The MJ recommended dismissing for lack of standing under Rule 12(b)(1). He reasoned that "Deutsch has failed to demonstrate that he has suffered an 'actual or imminent injury' that is not merely 'conjectural or hypothetical,' or that he has 'concrete plans' to patronize the businesses in the future. He therefore lacks standing...." The district court adopted the MJ's report and recommendations and overruled Rosales's objection to the order of contempt. Deutsch appealed.

II.

Regarding standing, "[w]e review a district court's dismissal for lack of subject matter jurisdiction de novo ." 1 If the district court resolved any disputed facts, then the appellate court reviews those determinations for clear error. Williamson , 645 F.2d at 413. For the same reasons articulated in Travis County Shoe Hospital , Deutsch has not established Article III standing because he has not shown that any alleged ADA violation by Annis threatens him with future injury.

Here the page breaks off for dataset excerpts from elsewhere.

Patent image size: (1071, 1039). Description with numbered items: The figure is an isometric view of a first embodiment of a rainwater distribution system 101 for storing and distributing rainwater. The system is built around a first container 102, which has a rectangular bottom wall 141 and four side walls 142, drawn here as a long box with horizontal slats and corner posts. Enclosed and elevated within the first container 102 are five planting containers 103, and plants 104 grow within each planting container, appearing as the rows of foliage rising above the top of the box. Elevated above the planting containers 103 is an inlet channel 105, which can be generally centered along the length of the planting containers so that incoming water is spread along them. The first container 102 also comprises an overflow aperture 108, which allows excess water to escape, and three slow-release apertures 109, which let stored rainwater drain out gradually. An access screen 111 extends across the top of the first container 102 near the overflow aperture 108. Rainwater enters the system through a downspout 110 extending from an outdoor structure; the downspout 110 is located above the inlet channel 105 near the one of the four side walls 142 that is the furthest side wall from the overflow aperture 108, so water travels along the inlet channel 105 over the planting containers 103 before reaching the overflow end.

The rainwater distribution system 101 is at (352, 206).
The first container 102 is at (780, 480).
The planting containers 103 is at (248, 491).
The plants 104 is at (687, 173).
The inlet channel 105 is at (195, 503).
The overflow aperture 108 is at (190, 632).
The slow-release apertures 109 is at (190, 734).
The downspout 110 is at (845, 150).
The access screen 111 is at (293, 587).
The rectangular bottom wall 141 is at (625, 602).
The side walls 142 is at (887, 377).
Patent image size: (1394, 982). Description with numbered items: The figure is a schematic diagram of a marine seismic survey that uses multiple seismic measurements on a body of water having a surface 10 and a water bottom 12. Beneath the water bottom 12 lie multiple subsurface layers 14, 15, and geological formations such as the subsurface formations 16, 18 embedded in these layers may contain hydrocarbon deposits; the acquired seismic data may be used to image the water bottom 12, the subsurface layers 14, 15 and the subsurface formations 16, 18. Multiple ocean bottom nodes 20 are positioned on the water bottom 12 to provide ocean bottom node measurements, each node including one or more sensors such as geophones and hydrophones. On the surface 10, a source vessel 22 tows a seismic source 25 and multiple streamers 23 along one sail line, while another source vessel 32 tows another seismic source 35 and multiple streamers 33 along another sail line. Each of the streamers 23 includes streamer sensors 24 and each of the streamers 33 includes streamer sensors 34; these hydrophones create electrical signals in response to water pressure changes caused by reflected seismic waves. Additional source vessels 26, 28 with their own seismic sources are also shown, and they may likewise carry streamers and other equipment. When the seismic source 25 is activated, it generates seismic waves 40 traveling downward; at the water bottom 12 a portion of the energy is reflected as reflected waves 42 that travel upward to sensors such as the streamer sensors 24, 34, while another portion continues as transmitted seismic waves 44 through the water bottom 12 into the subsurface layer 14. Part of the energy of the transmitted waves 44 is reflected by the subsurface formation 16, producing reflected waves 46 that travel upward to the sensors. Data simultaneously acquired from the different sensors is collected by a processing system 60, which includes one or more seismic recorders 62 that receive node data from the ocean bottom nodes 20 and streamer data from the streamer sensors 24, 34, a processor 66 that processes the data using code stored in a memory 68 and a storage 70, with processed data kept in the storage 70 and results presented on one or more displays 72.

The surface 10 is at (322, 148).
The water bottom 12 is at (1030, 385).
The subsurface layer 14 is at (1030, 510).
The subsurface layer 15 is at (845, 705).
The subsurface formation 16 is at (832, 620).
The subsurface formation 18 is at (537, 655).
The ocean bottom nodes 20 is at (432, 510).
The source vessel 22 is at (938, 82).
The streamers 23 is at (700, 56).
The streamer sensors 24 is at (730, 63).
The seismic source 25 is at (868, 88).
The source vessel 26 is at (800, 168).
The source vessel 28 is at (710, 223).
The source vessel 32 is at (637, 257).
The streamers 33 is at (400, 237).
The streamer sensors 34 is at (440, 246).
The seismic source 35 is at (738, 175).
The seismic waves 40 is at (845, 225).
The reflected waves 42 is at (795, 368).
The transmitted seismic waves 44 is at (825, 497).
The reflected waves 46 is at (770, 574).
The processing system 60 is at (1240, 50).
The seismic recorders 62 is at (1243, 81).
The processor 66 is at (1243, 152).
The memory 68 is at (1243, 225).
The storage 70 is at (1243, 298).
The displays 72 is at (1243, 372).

Federal courts have subject matter jurisdiction only over a "case" or "controversy." See U.S. CONST. ART. III, § 2, cl. 1. To establish a "case or controversy," a plaintiff must show that he has standing to sue. Lujan v. Defs. of Wildlife , 504 U.S. 555 , 560-61, 112 S.Ct. 2130 , 119 L.Ed.2d 351 (1992). Accordingly, Deutsch must establish that (1) he has suffered an "injury in fact-an invasion of a legally protected interest which is (a) concrete and particularized and (b) actual or imminent, not conjectural or hypothetical," (2) there is a "causal connection between the injury and the conduct complained of," and (3) it is "likely ... that the injury will be redressed by a favorable decision." Id. (internal quotations and citations omitted). "The party invoking federal jurisdiction bears the burden of establishing these elements." Id.